Where the Mountain Meets the Moon had me at ni hao (thanks, Kai Lan!)
Young Minli, who lives on a poor farm with her mother and father, resolves to find the Old Man on the Moon to ask how she can change her family’s fortune. The Old Man, you see, is the Guardian of the Book of Fortune, and can answer any question in the world. So Minli sets off to find Never-Ending Mountain to see the Old Man, and along the way, has all sorts of adventures–meeting talking goldfish, selfish monkeys, and a very special dragon who accompanies her on her quest.
Meanwhile, Minli’s parents embark on a different sort of journey, as they endeavor to better fathom their daughter’s actions.
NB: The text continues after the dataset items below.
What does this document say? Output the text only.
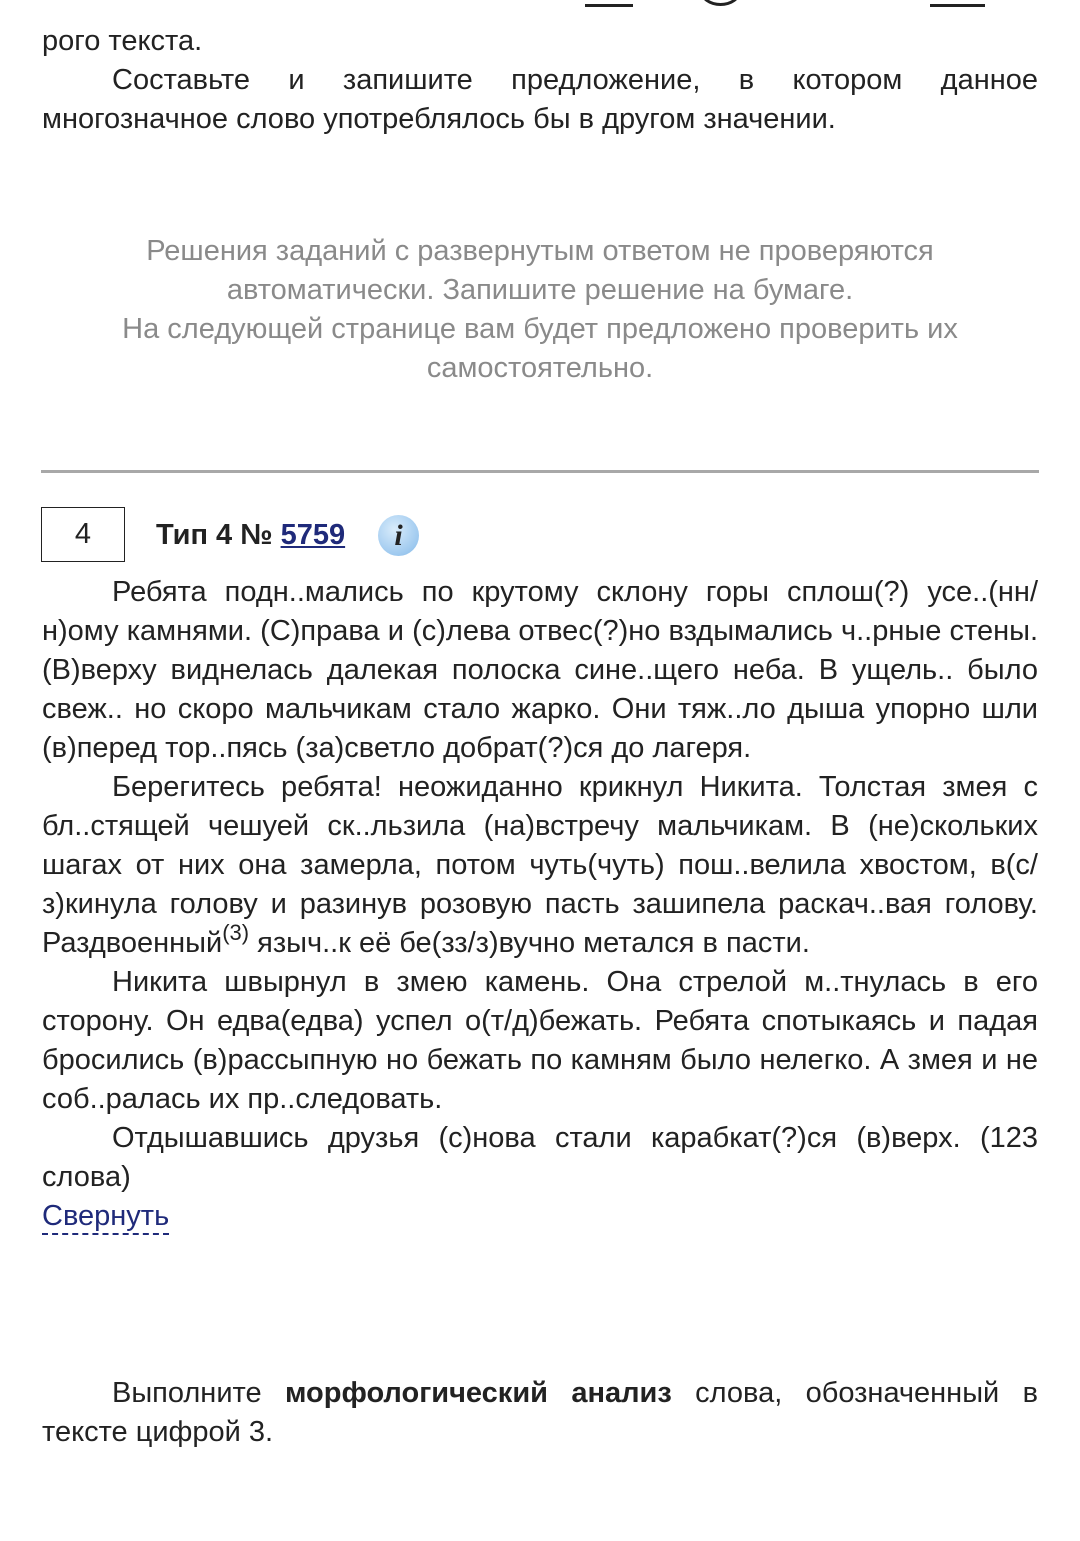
рого текста.

Составьте и запишите предложение, в котором данное многозначное слово употреблялось бы в другом значении.

Решения заданий с развернутым ответом не проверяются автоматически. Запишите решение на бумаге.

На следующей странице вам будет предложено проверить их самостоятельно.

4	Тип 4 № 5759	i

Ребята подн..мались по крутому склону горы сплош(?) усе..(нн/н)ому камнями. (С)права и (с)лева отвес(?)но вздымались ч..рные стены. (В)верху виднелась далекая полоска сине..щего неба. В ущель.. было свеж.. но скоро мальчикам стало жарко. Они тяж..ло дыша упорно шли (в)перед тор..пясь (за)светло добрат(?)ся до лагеря.

Берегитесь ребята! неожиданно крикнул Никита. Толстая змея с бл..стящей чешуей ск..льзила (на)встречу мальчикам. В (не)скольких шагах от них она замерла, потом чуть(чуть) пош..велила хвостом, в(с/з)кинула голову и разинув розовую пасть зашипела раскач..вая голову. Раздвоенный$^{(3)}$ языч..к её бе(зз/з)вучно метался в пасти.

Никита швырнул в змею камень. Она стрелой м..тнулась в его сторону. Он едва(едва) успел о(т/д)бежать. Ребята спотыкаясь и падая бросились (в)рассыпную но бежать по камням было нелегко. А змея и не соб..ралась их пр..следовать.

Отдышавшись друзья (с)нова стали карабкат(?)ся (в)верх. (123 слова)

Свернуть

Выполните морфологический анализ слова, обозначенный в тексте цифрой 3.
A lovely, organic symmetry develops between the tale of Minli and that of her parents, resulting in a deeply satisfying ending.
Lin incorporates several Chinese myths and folktales into her narrative, and I was surprised to see some that I’d always thought of as Indian tales. The monkey who refuses to let go the treasure in his fist even at the cost of losing his freedom–surely I’d read that in an Amar Chitra Katha sometime? There must be interesting scholarship out there on the shared roots of such primordial stories… Meanwhile, I’ll chalk up yet another area of ignorance and move on, to another story that made me uncomplicatedly happy. I’d last read about the mean shopkeeper, the beggar and a magic peach tree in Grade 3 or so, in my Radiant Reader textbook at Mater Dei Convent school, New Delhi, and I’d forgotten it till now. There’s strong magic about re-discovered tales that work in their second life; Lin’s telling evoked not just my memory of the story, but of childhood itself, a time when fables reassured us that life would reward virtue. If books are still in currency five hundred years from now, Where the Mountain… will be around.